Not needed (beyond the scope of simple oneliner):

  • Ability to define new classes or standalone functions

Required features

  • Retrieving reference to one or more objects (by name, ID, position...)
  • Changing object parameters, applying some (user defined) function to a set of them
  • (Automatically) print values to output
  • Create object instance and have it managed and "garbage collected" by the game

C++11 features to the rescue:

  • Lambda functions remove the need to define local functions, allowing for one-line statements
  • Range-based for loops make one-line cycles easier to write

API features to the rescue:

  • Method chaining to allow changing many parameters in one run without the need to explicitly save and reuse reference to some instance

Engine features to the rescue:

  • Using resource manager (either some global one or one specific to console) to save a named instane of one of the types allowed by the manager and the ability to retrieve any named object back.
  • All commonly used functions already implemented (no such thing as "hey, I need to implement vector addition because this shit hasn't any"), reducing the need for writing new ones.
  • Debug classes to print the values on output. Either explicitly (Debug() << 5 + 3;) or with some special syntax (e.g. omitting semicolon at the end would cause the result to be printed to output).

Why not to support local variables

  • To have persistent local state, we need to either run whole history every time a new line is added (breaking everything on the way) or implement some persistent stack and then pass it back to the code.

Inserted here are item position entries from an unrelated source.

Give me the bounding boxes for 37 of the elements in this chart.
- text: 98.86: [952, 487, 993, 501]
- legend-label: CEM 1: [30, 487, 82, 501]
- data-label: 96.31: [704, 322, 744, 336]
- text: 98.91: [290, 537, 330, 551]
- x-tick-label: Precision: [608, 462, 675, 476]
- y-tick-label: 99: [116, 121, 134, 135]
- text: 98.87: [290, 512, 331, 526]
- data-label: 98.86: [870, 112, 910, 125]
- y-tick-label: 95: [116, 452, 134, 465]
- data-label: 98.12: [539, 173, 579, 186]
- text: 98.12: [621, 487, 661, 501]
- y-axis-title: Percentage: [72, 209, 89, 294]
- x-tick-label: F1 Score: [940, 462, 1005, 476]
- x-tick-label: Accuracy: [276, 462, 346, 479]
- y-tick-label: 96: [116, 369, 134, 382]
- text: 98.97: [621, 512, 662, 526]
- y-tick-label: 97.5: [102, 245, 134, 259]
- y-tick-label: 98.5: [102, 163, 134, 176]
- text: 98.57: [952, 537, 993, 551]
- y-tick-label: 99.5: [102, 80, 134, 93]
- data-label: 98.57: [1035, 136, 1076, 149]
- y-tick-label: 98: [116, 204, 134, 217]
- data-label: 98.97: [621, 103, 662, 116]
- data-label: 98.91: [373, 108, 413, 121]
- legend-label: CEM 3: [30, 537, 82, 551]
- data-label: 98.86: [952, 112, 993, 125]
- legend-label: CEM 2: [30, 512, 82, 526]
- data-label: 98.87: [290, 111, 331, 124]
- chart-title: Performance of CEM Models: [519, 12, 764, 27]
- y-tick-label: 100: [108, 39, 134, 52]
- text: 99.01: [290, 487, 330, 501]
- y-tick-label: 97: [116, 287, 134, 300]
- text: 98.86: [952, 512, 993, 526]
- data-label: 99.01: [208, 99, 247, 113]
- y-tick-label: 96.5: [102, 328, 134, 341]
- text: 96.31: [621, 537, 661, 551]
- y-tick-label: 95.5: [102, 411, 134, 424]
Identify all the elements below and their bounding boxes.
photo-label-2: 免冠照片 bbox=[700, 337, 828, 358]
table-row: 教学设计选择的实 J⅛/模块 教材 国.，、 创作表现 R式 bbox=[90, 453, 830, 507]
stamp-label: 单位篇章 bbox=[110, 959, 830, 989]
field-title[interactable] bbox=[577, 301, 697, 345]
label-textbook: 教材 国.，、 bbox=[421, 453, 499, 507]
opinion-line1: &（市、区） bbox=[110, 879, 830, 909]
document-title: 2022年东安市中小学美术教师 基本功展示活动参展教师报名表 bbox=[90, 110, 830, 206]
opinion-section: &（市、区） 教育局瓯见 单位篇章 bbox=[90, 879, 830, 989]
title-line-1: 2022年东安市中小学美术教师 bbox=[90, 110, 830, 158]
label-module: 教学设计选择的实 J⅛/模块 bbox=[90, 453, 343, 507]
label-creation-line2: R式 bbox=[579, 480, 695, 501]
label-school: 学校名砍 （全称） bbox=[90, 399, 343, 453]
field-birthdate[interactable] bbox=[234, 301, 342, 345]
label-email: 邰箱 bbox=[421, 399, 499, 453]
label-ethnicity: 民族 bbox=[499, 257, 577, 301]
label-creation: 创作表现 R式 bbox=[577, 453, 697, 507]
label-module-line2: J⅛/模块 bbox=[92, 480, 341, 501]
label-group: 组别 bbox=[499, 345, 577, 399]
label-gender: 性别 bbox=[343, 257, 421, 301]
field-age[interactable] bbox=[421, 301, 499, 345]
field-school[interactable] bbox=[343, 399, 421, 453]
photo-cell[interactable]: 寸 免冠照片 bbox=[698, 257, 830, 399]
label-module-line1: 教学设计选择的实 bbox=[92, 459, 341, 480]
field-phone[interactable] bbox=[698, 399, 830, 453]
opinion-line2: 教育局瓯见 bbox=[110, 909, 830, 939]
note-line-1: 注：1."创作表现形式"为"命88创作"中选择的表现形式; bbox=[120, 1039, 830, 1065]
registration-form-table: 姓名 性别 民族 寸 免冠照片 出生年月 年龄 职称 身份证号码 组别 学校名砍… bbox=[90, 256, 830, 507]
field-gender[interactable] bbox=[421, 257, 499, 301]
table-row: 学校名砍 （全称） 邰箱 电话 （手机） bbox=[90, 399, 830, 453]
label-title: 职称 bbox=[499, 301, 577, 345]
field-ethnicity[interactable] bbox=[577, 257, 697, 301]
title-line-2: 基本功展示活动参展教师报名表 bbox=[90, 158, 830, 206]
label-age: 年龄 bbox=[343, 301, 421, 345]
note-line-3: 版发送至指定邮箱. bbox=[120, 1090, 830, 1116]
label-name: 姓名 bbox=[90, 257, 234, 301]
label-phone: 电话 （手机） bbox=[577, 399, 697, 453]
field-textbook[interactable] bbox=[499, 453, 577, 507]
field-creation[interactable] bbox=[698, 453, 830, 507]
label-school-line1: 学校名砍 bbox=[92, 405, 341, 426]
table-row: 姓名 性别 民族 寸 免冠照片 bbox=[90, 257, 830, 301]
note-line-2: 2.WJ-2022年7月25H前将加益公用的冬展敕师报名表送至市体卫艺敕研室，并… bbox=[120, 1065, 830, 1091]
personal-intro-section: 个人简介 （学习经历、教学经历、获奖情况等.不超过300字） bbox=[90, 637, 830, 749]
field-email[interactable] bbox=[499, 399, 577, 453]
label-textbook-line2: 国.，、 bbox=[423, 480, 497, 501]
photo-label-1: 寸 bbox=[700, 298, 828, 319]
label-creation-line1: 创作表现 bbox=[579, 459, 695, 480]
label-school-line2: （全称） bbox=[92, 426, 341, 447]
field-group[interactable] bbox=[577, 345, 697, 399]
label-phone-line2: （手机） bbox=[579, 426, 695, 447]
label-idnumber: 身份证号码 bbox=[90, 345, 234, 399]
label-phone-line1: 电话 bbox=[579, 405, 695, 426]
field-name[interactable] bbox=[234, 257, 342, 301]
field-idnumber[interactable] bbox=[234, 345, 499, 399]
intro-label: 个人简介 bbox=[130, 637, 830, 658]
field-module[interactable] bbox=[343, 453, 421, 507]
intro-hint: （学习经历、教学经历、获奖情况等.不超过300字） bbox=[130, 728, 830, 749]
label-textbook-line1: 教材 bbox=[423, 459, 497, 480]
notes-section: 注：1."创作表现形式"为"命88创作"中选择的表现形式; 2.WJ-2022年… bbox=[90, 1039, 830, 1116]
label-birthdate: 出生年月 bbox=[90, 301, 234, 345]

This out of the scope, it might as well be another huge project.
  • The stack will grow up, but never down (no scope ending), allocating variables via new will create memory leaks if user forgets to call delete.
  • For user convenience it would need some garbage collector, also way out of scope of current project.

Sample usage

> Debug() << scene["Bomb37"].transfomation();
DualComplex({1.0f, 0.0f}, {3.5f, 0.75f})
> scene["Bomb37"].translate(Vector2::xAxis(2.0f))
]   .rotate(35.0_degf);
> inventory.get<Launcher>("Launcher").launchBombs();

Actual implementation

Basically we need to compile, load and run the code without restarting and recompiling whole application.

  1. Take a line from the console, create some boilerplate code around it and compile it with Clang.
  2. On error print the Clang message and do nothing.
  3. If compiled successfully, use Corrade's PluginManger, load the module with it and run it.
  4. If the user wants to do the same thing again (Up Arrow and Enter), just run it again without recompiling, otherwise repeat from step 1.

Issues:

  • Saving the file to disk and calling external Clang executable to compile it will be slow -- would it be possible to embed it somehow?
  • Loading the module from disk will be slow -- would it be possible to portably call dlopen() from some ramdisk or better directly from memory?
  • PluginManager does things which are not needed here (dependency checking, configuration file parsing) and which will slow down things another bit.
  • What global state expose to the user -- it will be specific to given game, which needs to provide these to the plugin code.
  • What about #includes -- explicitly including whole engine will slow down the compilation a lot (think about ~100k LOC included). Catching some prefix (e.g. import Math/Vector4) and adding that as #include might work, but it is inconvenient if needed too often. Clang modules will be a wonderful solution not only for this.
  • Fool-proof -- how to disable new/delete operators to avoid leaks and crashes?
  • Actual console implemetation -- what editor features to offer? Key shortcuts? Copy/paste? Line wrapping implementation? What about ligatures, caret positionig etc. in non-ASCII text? Use HarfBuzz or some layouing library for exploiting the properties? Or (at least for now) use something well tested (e.g. Qt's QTextEdit), maybe in separate window so it doesn't mess up the rendering and event loop.